The personal reference of dynamic IP addresses in the website operator’s possession may be debatable because, from the website operator’s point of view, it is initially only a number that does not allow the operator to draw conclusions with respect to the user. In addition, for internet connections by end users, this number is reassigned each time users are accessing the Internet or as a rule at least once daily. The allocation to a person is thus not possible on a permanent basis. The following question therefore arises: When can the user behind the IP address be identified?
Some time ago, the Federal Court of Justice referred this question to the Court of Justice of the European Union (CJEU).
The CJEU chose a middle path: accordingly, dynamic IP addresses may be personal data for the website operator if the operator has “legal means” which enable it to identify the data subject (19 October 2016, C-582/14).
On the basis of this preliminary CJEU ruling, the Federal Court of Justice now held that IP addresses can be stored if necessary to ensure general operability of the services. For the balancing of interests addressed by the CJEU, it is in particular necessary to ascertain the potential danger of a specific online service. In this respect, the aspects of general prevention and prosecution should also be duly taken into account.
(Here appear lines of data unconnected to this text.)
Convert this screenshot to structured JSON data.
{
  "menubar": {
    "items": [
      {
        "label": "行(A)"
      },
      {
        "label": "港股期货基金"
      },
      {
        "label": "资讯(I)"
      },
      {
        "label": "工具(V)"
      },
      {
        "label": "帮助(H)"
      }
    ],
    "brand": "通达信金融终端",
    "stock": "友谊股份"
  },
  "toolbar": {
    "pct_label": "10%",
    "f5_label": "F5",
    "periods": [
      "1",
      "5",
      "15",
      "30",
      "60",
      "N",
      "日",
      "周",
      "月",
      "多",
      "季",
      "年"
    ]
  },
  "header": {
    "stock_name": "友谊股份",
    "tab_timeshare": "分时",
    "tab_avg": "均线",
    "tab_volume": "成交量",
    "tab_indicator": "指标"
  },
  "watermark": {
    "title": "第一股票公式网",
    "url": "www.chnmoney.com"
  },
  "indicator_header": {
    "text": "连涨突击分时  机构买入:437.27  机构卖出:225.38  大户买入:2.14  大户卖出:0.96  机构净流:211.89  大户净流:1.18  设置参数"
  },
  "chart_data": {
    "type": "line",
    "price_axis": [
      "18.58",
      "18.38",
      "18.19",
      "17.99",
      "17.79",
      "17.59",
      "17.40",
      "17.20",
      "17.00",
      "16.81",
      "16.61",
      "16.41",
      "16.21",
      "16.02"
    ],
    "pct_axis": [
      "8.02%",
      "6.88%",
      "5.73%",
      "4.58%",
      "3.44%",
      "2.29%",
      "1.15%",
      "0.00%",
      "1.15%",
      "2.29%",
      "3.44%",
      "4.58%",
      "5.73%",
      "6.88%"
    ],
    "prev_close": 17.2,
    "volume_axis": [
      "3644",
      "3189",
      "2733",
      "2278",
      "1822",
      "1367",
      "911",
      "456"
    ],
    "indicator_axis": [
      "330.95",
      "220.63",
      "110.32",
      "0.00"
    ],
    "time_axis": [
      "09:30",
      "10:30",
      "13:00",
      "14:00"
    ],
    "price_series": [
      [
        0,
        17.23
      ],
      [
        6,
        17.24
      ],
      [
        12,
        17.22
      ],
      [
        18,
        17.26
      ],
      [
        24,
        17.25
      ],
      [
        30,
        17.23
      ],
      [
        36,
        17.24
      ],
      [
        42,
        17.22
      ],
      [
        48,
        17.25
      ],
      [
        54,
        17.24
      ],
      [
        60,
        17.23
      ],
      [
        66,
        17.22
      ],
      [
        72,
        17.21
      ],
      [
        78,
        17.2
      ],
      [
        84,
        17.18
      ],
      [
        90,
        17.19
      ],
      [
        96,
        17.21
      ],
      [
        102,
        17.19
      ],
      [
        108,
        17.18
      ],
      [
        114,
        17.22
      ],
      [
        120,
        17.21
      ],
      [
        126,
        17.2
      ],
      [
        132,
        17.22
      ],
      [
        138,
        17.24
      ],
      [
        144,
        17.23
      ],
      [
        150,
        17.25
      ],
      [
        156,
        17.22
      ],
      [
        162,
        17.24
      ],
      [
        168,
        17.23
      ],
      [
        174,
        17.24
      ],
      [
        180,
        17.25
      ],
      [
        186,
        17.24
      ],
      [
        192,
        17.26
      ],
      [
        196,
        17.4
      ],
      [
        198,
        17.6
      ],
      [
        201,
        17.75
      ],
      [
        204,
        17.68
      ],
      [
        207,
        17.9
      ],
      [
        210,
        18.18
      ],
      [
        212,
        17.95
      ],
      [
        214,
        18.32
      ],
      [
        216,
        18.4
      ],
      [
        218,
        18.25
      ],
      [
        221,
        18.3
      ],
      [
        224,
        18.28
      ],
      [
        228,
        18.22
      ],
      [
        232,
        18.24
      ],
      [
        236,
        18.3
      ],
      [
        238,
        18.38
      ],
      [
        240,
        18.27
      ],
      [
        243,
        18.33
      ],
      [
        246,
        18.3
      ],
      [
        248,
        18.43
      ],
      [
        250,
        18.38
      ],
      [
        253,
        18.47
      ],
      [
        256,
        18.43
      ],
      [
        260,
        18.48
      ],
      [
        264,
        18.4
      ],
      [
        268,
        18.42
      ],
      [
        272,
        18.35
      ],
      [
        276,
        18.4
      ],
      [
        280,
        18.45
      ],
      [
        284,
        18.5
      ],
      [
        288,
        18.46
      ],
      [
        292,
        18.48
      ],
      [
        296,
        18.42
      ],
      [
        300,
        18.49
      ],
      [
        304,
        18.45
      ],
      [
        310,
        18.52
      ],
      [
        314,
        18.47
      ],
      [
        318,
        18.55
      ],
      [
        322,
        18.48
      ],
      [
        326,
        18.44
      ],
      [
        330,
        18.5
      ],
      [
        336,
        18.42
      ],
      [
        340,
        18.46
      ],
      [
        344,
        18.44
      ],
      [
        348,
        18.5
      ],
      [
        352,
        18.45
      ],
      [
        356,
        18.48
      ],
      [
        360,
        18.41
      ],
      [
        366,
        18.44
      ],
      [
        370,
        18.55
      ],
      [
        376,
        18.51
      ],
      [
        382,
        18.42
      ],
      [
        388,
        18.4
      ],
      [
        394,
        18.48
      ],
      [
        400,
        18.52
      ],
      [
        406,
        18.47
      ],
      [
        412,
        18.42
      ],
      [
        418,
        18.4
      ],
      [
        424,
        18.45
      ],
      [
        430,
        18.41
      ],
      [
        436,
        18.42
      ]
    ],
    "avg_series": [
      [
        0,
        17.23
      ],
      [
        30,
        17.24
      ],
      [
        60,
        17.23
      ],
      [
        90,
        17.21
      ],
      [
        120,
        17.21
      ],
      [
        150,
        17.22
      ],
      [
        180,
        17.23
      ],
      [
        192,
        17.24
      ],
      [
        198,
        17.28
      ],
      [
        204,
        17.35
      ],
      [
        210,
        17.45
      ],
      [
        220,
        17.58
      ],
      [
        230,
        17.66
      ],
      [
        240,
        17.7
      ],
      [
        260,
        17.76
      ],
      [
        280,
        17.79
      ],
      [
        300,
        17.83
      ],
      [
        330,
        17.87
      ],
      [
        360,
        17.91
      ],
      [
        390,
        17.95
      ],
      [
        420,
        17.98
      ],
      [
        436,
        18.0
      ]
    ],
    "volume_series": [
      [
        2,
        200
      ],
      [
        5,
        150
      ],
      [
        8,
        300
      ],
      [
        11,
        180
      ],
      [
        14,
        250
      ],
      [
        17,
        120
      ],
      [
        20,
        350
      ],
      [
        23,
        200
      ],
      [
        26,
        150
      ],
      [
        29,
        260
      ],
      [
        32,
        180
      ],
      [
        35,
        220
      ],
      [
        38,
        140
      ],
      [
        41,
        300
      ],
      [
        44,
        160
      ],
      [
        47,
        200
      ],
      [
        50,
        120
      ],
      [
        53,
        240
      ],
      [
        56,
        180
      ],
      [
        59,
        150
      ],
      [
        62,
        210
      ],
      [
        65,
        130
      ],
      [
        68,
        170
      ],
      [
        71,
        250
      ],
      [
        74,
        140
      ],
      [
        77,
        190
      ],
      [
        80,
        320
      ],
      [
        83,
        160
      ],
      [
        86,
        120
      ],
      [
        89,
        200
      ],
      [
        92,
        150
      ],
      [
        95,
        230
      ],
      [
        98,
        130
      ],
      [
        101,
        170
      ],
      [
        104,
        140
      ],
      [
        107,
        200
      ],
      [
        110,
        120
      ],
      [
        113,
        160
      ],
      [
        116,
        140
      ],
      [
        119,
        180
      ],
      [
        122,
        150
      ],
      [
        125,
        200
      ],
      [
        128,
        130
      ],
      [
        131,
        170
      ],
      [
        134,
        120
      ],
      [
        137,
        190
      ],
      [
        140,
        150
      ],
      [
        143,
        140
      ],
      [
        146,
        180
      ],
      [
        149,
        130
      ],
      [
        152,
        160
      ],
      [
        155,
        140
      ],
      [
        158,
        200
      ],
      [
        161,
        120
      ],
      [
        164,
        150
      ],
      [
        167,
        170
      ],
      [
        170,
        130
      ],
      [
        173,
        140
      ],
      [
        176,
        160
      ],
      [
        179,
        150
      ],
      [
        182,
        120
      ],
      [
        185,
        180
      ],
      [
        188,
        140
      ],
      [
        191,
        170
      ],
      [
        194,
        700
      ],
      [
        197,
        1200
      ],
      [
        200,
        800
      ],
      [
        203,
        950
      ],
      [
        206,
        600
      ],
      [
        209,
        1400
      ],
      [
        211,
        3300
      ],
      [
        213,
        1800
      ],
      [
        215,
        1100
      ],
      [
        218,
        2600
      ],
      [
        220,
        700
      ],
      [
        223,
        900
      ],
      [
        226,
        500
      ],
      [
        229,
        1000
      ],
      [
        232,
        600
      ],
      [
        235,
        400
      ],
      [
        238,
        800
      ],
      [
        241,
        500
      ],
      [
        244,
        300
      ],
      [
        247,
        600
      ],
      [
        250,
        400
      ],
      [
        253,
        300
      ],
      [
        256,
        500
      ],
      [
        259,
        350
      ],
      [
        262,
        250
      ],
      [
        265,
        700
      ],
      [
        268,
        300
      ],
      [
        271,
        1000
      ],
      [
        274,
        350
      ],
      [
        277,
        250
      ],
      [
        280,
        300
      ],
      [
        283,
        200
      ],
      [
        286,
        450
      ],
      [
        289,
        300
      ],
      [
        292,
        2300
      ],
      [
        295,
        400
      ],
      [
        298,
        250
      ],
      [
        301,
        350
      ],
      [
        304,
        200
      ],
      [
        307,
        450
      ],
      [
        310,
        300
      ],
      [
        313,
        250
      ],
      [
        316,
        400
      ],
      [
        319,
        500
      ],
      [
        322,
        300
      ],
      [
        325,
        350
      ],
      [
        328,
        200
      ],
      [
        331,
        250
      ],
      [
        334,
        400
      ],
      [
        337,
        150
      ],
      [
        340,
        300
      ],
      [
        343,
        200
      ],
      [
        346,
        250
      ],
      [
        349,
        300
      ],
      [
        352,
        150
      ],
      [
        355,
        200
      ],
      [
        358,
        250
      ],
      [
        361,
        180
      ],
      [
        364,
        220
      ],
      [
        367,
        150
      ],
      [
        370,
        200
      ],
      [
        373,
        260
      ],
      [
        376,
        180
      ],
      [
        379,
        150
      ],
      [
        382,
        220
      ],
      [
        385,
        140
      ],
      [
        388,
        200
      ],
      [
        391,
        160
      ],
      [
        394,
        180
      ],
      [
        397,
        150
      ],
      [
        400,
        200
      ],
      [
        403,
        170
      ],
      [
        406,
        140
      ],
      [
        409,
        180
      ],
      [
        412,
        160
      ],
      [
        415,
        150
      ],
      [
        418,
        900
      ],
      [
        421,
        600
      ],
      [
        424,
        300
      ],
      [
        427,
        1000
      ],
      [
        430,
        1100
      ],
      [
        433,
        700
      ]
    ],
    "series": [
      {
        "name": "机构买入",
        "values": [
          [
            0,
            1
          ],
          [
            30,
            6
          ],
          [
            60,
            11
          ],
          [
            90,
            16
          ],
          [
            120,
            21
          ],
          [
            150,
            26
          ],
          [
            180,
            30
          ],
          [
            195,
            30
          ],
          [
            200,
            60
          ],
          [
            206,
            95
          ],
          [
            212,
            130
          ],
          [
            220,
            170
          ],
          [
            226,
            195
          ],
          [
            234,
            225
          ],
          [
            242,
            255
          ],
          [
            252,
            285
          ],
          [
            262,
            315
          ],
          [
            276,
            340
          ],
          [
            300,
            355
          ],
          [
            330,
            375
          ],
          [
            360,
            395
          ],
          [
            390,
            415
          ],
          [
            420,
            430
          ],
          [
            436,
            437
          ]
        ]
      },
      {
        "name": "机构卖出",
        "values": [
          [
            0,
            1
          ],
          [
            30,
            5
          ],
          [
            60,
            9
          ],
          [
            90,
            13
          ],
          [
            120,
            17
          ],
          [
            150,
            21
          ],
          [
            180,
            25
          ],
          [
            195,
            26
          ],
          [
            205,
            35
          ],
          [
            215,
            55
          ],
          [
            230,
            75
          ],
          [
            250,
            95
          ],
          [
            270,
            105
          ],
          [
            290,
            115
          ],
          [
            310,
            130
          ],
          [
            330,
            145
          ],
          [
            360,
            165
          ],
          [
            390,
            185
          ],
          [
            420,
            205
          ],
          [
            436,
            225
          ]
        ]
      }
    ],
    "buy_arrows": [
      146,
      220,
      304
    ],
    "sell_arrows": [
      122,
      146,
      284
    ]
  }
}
The Federal Court of Justice decision provides courts with a lot of scope for a precise individual case decision. Since, in the case to be decided, the necessary facts were not sufficiently investigated by the appeals court, the Federal Court of Justice was unable to perform a final balancing of interests.
Tip for practice:
Website operators are advised to store IP addresses only to the extent actually required for the operability of the service. In addition, the appeals court decision should be awaited, which should lead to the criteria for storing IP addresses being specified in further detail.